El estado de Excepción no es la panacea

Renovar la vigencia del estado de Excepción para la Macrozona Sur está lejos de lo que se ha querido mostrar como con logro para el Gobierno, porque la continuidad de esta ley de contingencia impuesta por sí sola sólo confirma el fracaso del Plan Araucanía, anunciado con bombos y platillos. Por ello coincido plenamente con la senadora Yasna Provoste en que "cada militar en la región es un retroceso en el diálogo", ineficacia del actual Ejecuivo, cuya acción se ha resumido en distintas puestas en escena y parafernalia sin algún tipo de avance.

Lamentablemente, el Estado no ha sido capaz de lograr una estrategia de reivindicación del pueblo mapuche, es difícil buscar soluciones meditadas y de largo plazo a temas complejos en tiempos electorales, y la violencia que observamos no tiene relación con esta legítima demanda. Compleja ecuación que creo sólo es abordable desde la perspectiva de una propuesta integral y conjunta.

Se nos pide esta prórroga con un débil argumento, de que la presencia militar es necesaria para apoyar y ejercer el control que debieran desplegar las policías, pero militarizar la región devela una debilidad del Gobierno ante la ausencia de una propuesta integral y consensuada para caminar hacia reconocer el derecho y reivindicaciones de las comunidades mapuches, que demandan la restitución de tierras ancestrales.

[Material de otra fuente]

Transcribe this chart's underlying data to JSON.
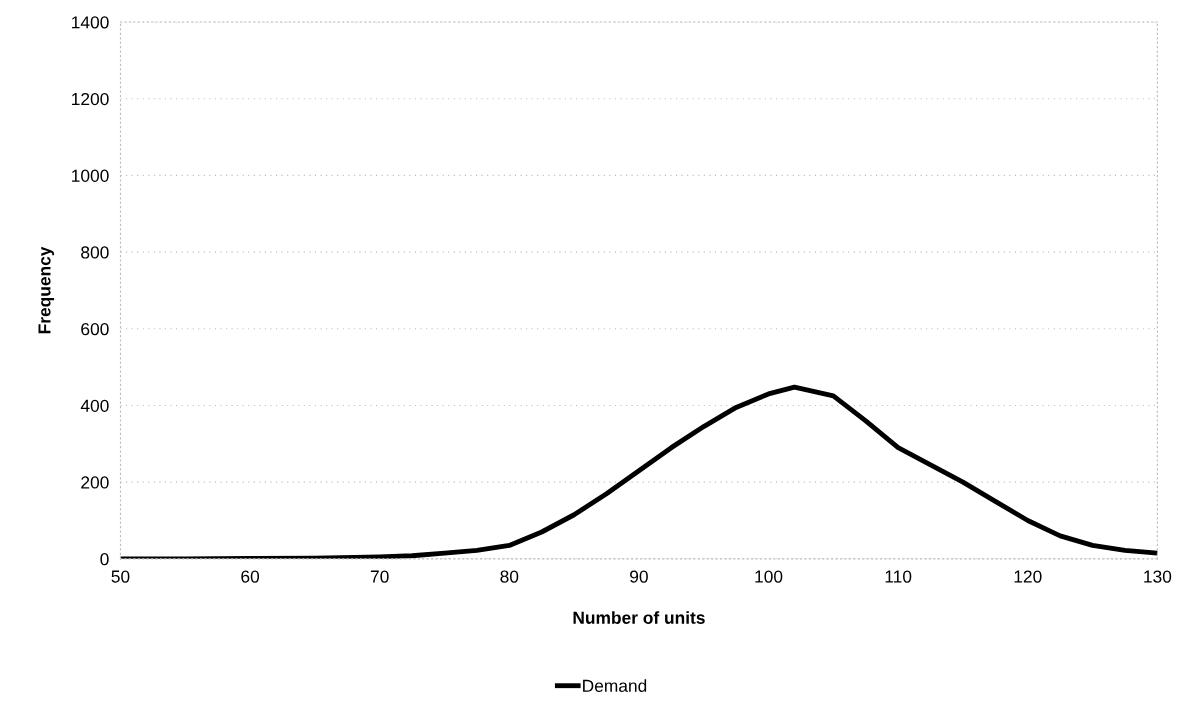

Entonces, lo peor que podemos hacer es tapar el sol con un dedo, porque este problema es de muchos años, todos los gobiernos han fracasado. Es cierto que hoy día se vive una situación de violencia extrema mucho más grave que la que teníamos hace un tiempo atrás, desconocer eso es cometer un error respecto los problemas objetivos que vive La Araucanía.

El hecho es que hoy el Gobierno es el que tiene la responsabilidad de resguardar el orden público, de garantizar el derecho de las personas, entonces esta prórroga no significa un respaldo a esta administración, sino un emplazamiento de que al termino de estos 15 días, será su responsabilidad venir a este Senado a explicar para qué sirvieron, qué se hizo. Insisto, no hay fórmulas mágicas para enfrentar esta solución, se requiere una propuesta integral y si se avanza en esa vía, bienvenido sea.

Diseñar esta política para buscar un entendimiento pasa por el reconocimiento a las reivindicaciones legítimas del pueblo mapuche, partiendo por sus derechos, su cultura, su lenguaje, su tradición y esa estrategia integral para enfrentar este desafío necesariamente tiene que contener lineamientos políticos, sociales, culturales y también económicos. Ese norte es el que no podemos perder hoy de vista al enfrentar esta situación, debemos privilegiar el sentido de bien común ante esta violencia planteada por grupos pequeños armados que tienen objetivos completamente distintos a los que son las reivindicaciones legítimas, consiguiendo la polarización y temor por la situación de indefensión que se vive en la zona.

Es lógica entonces esta desconfianza de los ciudadanos, pese a aquello no podemos desconocer el rol que tiene al respecto el Estado y es La Moneda la responsable de garantizar el orden, pero esta medida de excepción no es la panacea y menos se puede tomar como un cheque en blanco.